Slat is tight-lipped on what products exactly will be created from the debris, but he hopes that it will ultimately fund the next stage of The Ocean Cleanup: another 59 of these systems, priced around €5 million each. These will be needed to achieve his aim of eliminating at least 50 percent of the Great Pacific Garbage Patch: a pile of floating debris estimated to stretch 1.6 million square kilometres between Hawaii and California, within the next five years. His ultimate goal is to cut marine plastic by 90 percent by 2040.
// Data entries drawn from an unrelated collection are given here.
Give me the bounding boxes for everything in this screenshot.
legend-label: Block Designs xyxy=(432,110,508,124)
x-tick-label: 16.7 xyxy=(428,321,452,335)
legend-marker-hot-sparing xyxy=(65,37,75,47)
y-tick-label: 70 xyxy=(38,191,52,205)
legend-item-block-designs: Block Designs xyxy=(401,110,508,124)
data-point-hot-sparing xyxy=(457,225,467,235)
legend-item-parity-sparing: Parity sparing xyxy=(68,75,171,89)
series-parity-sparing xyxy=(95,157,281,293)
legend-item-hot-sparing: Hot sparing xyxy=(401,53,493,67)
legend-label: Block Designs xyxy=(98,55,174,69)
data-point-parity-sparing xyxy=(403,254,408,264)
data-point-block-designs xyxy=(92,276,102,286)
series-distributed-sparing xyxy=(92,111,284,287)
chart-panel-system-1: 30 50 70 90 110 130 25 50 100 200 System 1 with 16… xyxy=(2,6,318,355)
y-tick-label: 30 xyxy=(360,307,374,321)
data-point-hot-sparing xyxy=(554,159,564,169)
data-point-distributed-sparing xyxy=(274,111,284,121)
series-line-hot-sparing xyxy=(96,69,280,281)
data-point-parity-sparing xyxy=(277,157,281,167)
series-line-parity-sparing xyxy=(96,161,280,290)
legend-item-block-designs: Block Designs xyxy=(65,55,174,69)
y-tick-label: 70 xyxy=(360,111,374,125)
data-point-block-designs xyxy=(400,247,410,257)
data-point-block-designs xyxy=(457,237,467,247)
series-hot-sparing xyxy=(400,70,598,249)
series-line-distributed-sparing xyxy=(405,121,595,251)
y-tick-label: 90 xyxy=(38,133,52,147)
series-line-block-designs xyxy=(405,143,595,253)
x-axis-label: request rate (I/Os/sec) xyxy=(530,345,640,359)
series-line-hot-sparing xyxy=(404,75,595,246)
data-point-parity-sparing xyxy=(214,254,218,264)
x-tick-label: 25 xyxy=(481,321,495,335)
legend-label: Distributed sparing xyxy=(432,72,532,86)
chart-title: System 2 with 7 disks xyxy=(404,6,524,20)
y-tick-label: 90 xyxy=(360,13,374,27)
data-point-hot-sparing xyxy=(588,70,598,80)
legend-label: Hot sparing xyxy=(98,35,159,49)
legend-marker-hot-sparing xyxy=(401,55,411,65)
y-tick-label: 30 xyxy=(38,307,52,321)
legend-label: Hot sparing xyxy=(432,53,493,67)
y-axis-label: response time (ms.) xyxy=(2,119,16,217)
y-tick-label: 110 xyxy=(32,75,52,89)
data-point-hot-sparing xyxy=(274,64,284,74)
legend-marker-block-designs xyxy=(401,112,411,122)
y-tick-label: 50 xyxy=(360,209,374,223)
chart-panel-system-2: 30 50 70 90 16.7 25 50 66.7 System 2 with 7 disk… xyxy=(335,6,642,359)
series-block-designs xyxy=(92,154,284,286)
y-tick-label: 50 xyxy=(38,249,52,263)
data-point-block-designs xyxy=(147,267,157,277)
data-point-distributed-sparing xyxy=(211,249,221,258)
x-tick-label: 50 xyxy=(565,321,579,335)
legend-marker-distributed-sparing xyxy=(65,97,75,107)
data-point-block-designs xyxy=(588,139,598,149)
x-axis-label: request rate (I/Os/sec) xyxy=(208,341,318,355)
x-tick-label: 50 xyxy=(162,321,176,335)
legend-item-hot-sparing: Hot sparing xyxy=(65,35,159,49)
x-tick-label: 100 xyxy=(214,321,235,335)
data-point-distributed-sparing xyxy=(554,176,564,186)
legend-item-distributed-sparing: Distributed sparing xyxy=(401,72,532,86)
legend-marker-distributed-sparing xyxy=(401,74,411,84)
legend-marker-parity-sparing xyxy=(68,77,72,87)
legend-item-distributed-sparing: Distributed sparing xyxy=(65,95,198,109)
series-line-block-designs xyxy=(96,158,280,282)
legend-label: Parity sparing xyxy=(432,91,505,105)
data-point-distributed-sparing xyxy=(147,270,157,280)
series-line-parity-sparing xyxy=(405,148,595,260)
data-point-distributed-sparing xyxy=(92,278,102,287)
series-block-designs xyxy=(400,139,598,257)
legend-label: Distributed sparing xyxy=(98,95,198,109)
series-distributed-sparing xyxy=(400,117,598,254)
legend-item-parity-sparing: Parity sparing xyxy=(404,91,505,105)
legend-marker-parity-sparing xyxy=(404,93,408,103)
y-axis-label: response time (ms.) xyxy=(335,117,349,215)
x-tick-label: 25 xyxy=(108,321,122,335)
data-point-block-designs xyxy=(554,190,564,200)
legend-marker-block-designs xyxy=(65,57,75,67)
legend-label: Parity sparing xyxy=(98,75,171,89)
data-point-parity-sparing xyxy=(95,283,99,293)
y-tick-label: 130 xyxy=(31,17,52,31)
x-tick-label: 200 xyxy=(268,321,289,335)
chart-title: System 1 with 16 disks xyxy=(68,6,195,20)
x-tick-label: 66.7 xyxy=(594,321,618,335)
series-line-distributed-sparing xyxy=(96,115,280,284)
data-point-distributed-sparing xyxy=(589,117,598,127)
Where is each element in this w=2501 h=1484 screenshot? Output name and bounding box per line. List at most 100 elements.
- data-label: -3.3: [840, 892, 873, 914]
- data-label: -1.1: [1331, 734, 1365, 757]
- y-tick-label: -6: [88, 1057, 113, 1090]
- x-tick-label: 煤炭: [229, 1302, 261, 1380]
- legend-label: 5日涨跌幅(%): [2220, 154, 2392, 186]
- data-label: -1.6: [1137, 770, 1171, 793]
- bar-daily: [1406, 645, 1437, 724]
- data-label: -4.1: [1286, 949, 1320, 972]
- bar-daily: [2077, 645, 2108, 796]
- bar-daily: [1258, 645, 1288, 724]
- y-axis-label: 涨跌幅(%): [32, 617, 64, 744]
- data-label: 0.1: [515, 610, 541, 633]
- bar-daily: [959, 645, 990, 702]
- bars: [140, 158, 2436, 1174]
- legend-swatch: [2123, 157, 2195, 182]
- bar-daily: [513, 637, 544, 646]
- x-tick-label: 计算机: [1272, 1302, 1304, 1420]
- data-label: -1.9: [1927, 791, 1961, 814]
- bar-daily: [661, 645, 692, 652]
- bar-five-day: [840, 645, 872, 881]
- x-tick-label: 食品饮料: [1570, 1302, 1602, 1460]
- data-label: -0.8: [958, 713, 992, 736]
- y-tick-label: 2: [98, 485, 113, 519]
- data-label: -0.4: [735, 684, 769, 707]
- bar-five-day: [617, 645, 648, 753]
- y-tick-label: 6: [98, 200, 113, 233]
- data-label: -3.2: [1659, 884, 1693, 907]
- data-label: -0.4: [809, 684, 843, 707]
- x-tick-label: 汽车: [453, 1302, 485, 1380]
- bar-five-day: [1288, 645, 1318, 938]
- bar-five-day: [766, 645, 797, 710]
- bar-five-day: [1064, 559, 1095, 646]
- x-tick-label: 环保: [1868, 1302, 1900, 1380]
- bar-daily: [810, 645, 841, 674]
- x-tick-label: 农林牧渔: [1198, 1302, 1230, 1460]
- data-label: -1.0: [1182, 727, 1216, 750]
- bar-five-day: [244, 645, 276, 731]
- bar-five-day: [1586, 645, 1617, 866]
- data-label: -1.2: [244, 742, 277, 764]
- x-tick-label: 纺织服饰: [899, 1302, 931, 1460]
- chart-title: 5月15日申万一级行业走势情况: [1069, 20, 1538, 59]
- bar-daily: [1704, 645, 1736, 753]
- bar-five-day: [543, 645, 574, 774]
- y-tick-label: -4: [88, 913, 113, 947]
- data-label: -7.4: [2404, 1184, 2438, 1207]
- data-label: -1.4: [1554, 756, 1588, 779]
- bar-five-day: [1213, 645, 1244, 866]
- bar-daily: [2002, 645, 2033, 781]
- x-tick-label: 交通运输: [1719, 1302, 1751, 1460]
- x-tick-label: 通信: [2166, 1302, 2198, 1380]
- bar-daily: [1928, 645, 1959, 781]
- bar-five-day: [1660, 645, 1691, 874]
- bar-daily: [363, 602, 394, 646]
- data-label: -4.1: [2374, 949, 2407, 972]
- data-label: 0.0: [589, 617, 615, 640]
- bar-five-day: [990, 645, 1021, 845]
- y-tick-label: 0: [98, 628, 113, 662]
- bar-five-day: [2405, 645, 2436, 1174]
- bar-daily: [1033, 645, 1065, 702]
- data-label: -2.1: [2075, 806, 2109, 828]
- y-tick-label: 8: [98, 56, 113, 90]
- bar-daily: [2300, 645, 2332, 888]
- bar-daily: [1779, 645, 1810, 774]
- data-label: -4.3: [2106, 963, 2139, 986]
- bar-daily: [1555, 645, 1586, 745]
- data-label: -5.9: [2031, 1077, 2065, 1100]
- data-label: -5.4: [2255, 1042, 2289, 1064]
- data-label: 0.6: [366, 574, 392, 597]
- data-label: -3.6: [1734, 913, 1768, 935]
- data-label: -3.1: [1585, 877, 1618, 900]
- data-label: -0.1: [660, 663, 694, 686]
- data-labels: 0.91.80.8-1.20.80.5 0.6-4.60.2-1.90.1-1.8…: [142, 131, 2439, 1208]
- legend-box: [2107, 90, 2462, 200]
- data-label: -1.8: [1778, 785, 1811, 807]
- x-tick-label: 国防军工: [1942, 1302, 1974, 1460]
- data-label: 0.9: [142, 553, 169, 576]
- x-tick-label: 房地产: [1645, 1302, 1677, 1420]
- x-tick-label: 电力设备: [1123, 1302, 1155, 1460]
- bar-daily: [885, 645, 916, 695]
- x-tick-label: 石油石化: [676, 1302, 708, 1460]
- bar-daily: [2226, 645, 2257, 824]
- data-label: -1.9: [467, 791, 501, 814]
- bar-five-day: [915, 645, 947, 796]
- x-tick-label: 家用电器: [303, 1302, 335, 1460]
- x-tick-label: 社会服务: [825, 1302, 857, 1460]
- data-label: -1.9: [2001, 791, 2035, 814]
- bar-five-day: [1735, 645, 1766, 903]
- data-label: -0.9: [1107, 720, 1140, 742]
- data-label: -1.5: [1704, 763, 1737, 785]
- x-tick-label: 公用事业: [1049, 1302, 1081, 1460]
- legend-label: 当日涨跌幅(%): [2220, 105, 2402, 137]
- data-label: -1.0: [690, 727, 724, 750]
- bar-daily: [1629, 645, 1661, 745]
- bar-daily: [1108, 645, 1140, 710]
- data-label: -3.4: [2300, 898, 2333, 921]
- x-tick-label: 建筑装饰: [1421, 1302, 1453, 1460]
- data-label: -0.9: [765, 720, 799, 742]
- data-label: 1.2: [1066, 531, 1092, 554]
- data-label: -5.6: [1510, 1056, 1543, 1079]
However this is still a long way off, given that in December, to the surprise of the onshore engineering team and the offshore crew, part of System 001 broke off and started floating away. He said in a blog post, "we are of course, a bit bummed about this." It’s currently being fixed in the assembly yard in California. But Slat regards this as an inevitable part of such an outlandish exercise and is undeterred. “We aim to be back in the Patch in the second half of May,” he says.
So far, Slat has not struggled to attract donors for his cause. The initial research and development was financed through crowdfunding US$2 million in 2014. Since then it has received over US$31.5 million in donations from sponsors, including Salesforce.com chief executive Marc Benioff, philanthropist Peter Thiel, the Julius Baer Foundation and Royal DSM.
It should come as no surprise that he creates a sense of confidence. Environmental campaigns are often fought with a strong emotional component that inevitably makes one feel bad about being on the planet. But Slat is pure engineer. He does not subscribe to the idea that humans should be forced to change their actions — because it won’t, he says frankly, make much difference.
“Compared to the effect I can have with The Ocean Cleanup, my personal actions, such as recycling or not eating meat, are really going to be quite insignificant. I’m not a true believer in environmentalism or that ‘every little bit helps’; that as long as we all do our little bit these problems will be solved.”
He continues: “If you look around you today it’s clear that hasn’t really worked. These little bits are often contrary to human nature. I’m much more in favour of changing the world to fit humanity, rather than changing humanity to fit the world. Most leakage of plastic today comes from countries in developing economies in South-east Asia and Central Africa, where people haven’t yet had the luxury to think about how they use plastic. I don’t think trying to education half-a-billion people to do the right thing will solve the problem.”
While Slat does drive an electric BMW (the automobile brand is a sponsor of The Ocean Cleanup) and he tries to keep his meat intake low, he says it’s wiser to invest time in developing technologies to solve the problem. For example, plastic that, when it ends up in the environment, dissolves harmlessly.
His logic explains a lot about his attitude. Does he, knowing the full scale of the problem, ever feel depressed or overwhelmed? Particularly working the 90-hour weeks that he says are his standard?
“Not really. It just becomes clearer the challenges we need to solve. Knowing the problem is half the solution. The progress we’ve made on the technology side makes me very confident we can do this.”